When Hilde Hall walked into her local CVS to fill her first prescription for hormone therapy, the pharmacist refused her service. Instead, he loudly questioned why she needed the medication and berated her in front of other customers.
“He did not give me a clear reason for the refusal,” Hall said. “He just kept asking, loudly and in front of other CVS staff and customers, why I was given the prescriptions.”
“When I asked for my doctor’s prescription note, the pharmacist refused to give it back, so I was not even able to take it to another pharmacy to have my prescription filled. I left the store feeling mortified,” she said.
“I was finally going to start seeing my body reflect my gender identity and the woman I’ve always known myself to be.”
Hall’s doctor attempted to persuade the pharmacist to fill the prescription but was also rebuffed.
Despite Hall’s repeated attempts to contact CVS customer service to resolve the problem and get satisfaction, she says the company ignored her entirely. But after her story hit the media with a little help from the ACLU, the pharmacy chain is finally apologizing.
“CVS Health extends its sincere apologies to Ms. Hall for her experience at our pharmacy in Fountain Hills, Arizona last spring,” said in a statement to The Hill. The company said the employee had been fired, but did not disclose if it happened immediately or after media reports on the incident.
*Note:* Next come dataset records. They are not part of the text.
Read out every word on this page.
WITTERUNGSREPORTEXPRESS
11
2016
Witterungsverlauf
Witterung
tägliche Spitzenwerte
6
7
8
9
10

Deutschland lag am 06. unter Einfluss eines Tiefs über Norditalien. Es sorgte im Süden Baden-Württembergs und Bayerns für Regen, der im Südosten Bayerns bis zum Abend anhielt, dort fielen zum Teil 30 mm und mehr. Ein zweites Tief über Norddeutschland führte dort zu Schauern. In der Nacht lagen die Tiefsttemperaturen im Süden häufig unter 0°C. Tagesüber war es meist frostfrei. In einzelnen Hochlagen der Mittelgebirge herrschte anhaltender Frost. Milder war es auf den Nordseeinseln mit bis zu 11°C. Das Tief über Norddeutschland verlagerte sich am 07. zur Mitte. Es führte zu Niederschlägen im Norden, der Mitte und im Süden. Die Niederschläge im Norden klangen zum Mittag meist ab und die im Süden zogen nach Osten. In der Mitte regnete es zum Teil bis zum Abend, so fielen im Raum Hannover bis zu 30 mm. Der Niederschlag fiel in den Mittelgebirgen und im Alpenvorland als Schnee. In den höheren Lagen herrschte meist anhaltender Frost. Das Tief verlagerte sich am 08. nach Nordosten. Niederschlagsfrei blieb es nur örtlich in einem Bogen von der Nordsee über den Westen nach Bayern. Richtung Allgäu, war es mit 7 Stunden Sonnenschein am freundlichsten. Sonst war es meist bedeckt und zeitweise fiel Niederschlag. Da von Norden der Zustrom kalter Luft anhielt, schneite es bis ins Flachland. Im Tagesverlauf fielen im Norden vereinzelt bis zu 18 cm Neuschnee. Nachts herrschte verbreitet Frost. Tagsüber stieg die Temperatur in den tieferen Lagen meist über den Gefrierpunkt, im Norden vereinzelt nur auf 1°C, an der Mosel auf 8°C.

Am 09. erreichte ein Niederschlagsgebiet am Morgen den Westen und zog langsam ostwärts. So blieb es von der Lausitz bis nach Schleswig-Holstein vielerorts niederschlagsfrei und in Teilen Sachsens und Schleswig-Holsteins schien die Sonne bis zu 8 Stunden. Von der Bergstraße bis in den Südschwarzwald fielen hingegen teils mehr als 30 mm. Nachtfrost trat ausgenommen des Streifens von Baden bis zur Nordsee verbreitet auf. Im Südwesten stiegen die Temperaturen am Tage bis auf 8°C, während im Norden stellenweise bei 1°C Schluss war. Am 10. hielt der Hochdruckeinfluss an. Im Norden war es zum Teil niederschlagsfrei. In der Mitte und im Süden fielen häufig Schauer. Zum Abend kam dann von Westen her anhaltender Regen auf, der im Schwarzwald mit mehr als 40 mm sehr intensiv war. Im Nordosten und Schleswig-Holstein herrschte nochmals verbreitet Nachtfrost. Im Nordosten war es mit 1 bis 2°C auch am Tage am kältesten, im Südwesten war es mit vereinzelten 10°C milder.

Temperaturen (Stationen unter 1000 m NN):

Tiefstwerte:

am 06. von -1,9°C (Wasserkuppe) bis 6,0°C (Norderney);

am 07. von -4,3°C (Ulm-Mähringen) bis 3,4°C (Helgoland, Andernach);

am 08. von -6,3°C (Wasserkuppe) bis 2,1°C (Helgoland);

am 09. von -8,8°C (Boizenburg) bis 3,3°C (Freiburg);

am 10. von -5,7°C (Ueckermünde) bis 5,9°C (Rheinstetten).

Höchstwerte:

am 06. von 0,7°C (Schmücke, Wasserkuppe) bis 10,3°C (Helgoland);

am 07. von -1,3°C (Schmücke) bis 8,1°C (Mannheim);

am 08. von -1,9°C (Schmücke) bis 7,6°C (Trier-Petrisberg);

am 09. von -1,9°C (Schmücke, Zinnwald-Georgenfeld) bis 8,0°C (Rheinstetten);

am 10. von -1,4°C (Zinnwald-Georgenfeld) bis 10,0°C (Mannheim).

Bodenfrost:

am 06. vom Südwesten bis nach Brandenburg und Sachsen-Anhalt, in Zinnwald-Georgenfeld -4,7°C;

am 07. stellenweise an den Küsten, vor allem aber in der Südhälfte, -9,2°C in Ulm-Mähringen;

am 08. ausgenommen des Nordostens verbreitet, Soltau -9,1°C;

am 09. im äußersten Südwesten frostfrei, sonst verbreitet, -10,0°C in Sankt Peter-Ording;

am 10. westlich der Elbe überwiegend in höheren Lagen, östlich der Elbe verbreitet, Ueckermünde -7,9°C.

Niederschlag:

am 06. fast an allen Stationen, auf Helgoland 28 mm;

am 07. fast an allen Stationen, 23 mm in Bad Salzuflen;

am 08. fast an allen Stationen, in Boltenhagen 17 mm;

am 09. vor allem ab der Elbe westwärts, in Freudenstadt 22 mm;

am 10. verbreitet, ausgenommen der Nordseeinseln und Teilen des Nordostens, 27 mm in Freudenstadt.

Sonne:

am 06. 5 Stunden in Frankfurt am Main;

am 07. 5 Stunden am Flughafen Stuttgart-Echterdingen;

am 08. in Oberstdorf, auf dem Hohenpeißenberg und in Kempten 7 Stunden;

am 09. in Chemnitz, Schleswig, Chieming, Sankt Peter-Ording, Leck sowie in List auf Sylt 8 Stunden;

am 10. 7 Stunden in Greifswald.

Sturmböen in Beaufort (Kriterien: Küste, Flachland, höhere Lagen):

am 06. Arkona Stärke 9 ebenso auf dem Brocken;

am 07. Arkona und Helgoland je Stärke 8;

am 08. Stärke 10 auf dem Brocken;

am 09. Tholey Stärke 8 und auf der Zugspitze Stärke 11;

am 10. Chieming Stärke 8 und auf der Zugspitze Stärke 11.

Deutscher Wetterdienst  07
The employee’s conduct “does not reflect our values or our commitment to inclusion, nondiscrimination and the delivery of outstanding patient care,” CVS said.
The company said they didn’t respond to Hall’s numerous complaints due to “an unintentional oversight.”
Hall has filed a complaint with the Arizona State Board of Pharmacy.
“Measures should be in place to ensure no other customer is humiliated like I was,” she said.